Well, we’ve had the UK Coalition Government’s Comprehensive Spending Review.  We’ve had the subsequent Scottish Budget handed down from Holyrood … now all we wait for is the local budget from the City of Edinburgh Council, and confirmation of where the pain will be felt.

We know there will be cuts – we’ve been softened up for it ever since the Conservative/Lib-Dem Coalition took up the reins of power at Westminster in May.  We know, in the Edinburgh context, that these cuts are going to be serious:  we’ve been hearing that message loud and clear from the Council administration and officers.

Some Local Authorities, in response to what is coming, have started talking about pooling resources; joining up the way they work in areas of common interest.  There has been some talk that those organisations in the Voluntary Sector who are reliant on public funding need to be thinking along similar lines.

It’s all about maximising value from reducing resources; joined up thinking leading to joined up working.

At CHAI we like to think we’ve been doing this for years.  We were designed specifically to take a broad and holistic view of social welfare; to build services around individuals and families.  The range of services CHAI provides: advice, information and representation; housing support; substance misuse support; youth and community development; early intervention family support; and furniture recycling – and the various office bases and outreach venues from which they are delivered – provide, literally and figuratively, a range of ‘entry points’ into the wider, holistic service.  A genuine ‘One Stop Shop’, which – when it works properly – delivers a range of appropriate social welfare interventions, even where the service user was initially unaware of the existence of those services or supports.

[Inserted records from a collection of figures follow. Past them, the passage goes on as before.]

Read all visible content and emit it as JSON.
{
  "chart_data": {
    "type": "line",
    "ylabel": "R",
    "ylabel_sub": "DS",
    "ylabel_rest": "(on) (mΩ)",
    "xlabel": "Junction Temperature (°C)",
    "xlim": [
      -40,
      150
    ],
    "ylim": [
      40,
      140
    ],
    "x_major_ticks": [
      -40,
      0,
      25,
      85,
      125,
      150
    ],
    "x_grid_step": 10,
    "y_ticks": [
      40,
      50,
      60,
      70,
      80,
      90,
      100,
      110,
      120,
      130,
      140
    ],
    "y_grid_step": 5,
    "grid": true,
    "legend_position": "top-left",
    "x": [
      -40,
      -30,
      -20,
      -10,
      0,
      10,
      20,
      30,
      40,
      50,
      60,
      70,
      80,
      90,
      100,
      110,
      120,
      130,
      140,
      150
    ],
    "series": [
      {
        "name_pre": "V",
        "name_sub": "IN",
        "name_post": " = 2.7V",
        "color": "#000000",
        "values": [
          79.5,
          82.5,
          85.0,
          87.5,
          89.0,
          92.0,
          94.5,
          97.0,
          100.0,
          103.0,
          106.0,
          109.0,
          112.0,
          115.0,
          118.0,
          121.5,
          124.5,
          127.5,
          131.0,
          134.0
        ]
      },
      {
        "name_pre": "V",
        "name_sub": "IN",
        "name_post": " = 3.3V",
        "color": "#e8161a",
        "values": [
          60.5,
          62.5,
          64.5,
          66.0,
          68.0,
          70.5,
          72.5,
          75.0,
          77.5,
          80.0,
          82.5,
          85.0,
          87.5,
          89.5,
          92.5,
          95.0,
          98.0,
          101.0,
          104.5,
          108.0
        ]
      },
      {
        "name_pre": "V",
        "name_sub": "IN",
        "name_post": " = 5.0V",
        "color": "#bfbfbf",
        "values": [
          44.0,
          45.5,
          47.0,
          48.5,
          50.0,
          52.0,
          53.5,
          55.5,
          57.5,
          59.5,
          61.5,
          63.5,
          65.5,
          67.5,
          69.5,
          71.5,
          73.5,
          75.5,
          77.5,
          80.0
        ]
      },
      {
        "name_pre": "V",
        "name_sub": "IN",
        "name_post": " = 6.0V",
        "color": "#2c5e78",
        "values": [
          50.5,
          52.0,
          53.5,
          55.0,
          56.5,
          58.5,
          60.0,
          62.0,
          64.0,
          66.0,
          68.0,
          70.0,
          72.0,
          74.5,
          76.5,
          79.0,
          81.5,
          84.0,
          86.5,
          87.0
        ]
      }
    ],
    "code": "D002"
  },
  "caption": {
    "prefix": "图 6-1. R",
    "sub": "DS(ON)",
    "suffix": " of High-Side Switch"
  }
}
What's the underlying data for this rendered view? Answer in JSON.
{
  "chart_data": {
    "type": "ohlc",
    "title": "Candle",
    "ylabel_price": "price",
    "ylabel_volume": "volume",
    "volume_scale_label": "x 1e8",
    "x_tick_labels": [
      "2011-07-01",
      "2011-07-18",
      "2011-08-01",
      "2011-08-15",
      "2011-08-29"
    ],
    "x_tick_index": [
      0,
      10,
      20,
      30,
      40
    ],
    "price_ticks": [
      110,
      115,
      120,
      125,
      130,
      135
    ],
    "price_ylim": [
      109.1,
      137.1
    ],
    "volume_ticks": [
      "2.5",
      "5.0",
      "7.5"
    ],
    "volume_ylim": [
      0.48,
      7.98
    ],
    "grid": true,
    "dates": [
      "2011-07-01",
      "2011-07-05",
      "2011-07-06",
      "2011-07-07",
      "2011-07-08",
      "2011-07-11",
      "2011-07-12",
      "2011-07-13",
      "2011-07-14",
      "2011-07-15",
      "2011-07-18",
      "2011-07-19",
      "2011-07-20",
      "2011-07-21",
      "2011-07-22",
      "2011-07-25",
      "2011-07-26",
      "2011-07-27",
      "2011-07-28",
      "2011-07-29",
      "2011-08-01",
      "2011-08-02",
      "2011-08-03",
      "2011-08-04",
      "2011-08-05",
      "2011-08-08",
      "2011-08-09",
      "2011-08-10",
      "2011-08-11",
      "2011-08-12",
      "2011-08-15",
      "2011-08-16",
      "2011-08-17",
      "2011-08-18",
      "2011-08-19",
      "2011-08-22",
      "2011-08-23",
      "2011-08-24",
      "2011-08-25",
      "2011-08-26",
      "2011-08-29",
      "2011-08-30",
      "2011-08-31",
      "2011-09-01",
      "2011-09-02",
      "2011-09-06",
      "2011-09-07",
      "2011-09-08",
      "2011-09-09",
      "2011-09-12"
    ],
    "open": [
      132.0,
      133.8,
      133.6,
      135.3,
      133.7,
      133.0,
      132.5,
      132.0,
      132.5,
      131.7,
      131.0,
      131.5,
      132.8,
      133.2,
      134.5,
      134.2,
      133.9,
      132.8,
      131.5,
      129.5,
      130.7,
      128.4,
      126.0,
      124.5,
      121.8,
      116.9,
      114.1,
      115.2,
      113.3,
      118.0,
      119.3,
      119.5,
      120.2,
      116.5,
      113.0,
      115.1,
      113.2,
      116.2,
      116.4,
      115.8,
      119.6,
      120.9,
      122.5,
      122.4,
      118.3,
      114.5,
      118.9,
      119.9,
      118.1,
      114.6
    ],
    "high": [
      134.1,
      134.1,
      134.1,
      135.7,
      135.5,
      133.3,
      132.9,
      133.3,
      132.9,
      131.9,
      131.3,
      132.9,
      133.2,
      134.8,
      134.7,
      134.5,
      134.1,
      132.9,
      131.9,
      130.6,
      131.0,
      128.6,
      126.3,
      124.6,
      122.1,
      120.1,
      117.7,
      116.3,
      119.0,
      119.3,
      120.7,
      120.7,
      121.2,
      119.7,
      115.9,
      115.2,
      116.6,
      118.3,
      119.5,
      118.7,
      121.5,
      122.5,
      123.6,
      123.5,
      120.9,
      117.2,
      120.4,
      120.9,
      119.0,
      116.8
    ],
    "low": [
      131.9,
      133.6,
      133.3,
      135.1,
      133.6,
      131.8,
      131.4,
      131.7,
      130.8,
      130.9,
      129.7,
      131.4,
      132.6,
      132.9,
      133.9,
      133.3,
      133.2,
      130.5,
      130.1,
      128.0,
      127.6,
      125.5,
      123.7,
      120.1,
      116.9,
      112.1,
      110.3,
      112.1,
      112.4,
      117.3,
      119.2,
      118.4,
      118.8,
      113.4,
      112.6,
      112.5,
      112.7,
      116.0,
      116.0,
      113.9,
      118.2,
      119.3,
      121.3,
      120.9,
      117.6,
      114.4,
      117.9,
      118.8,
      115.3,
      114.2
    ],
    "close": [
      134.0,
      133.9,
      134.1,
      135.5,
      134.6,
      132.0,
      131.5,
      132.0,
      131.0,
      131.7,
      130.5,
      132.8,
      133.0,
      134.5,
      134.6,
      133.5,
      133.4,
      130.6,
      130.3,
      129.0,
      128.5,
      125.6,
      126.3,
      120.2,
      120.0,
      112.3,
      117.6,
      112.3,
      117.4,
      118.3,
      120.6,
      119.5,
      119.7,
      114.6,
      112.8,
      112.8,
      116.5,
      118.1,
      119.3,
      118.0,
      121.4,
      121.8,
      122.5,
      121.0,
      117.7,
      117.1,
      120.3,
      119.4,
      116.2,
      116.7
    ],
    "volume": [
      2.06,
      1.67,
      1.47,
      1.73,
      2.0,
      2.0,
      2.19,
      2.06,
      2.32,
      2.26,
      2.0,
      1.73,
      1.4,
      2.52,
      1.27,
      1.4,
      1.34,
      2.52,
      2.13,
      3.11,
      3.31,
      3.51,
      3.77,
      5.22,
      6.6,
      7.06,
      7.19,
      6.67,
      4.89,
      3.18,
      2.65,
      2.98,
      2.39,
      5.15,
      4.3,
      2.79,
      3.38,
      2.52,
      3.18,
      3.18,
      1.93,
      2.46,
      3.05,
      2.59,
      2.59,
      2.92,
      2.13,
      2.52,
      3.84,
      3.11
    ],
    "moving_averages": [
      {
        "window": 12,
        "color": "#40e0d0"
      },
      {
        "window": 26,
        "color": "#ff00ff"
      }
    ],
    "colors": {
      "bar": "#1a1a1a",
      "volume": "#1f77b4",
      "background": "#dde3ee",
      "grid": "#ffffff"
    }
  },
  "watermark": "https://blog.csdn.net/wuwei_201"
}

A new tenant may initially contact CHAI because they had heard that we can provide basic furniture items (Furniture Recycling Service), but that initial contact may open up those ‘doors’ into those other services about which the enquirer had no knowledge:  Housing Support, to help a sustainable transition into a new community and onto independent living;  Advice Services to provide specific interventions around maximising income or addressing debt issues;  Substance Misuse Support if there are any drug or alcohol issues that might inhibit integration to the community.

At a time when the public purse is being squeezed more tightly than ever before, it is even more important that value is provided from those resources.  Joining up service delivery is one way that CHAI achieves that value.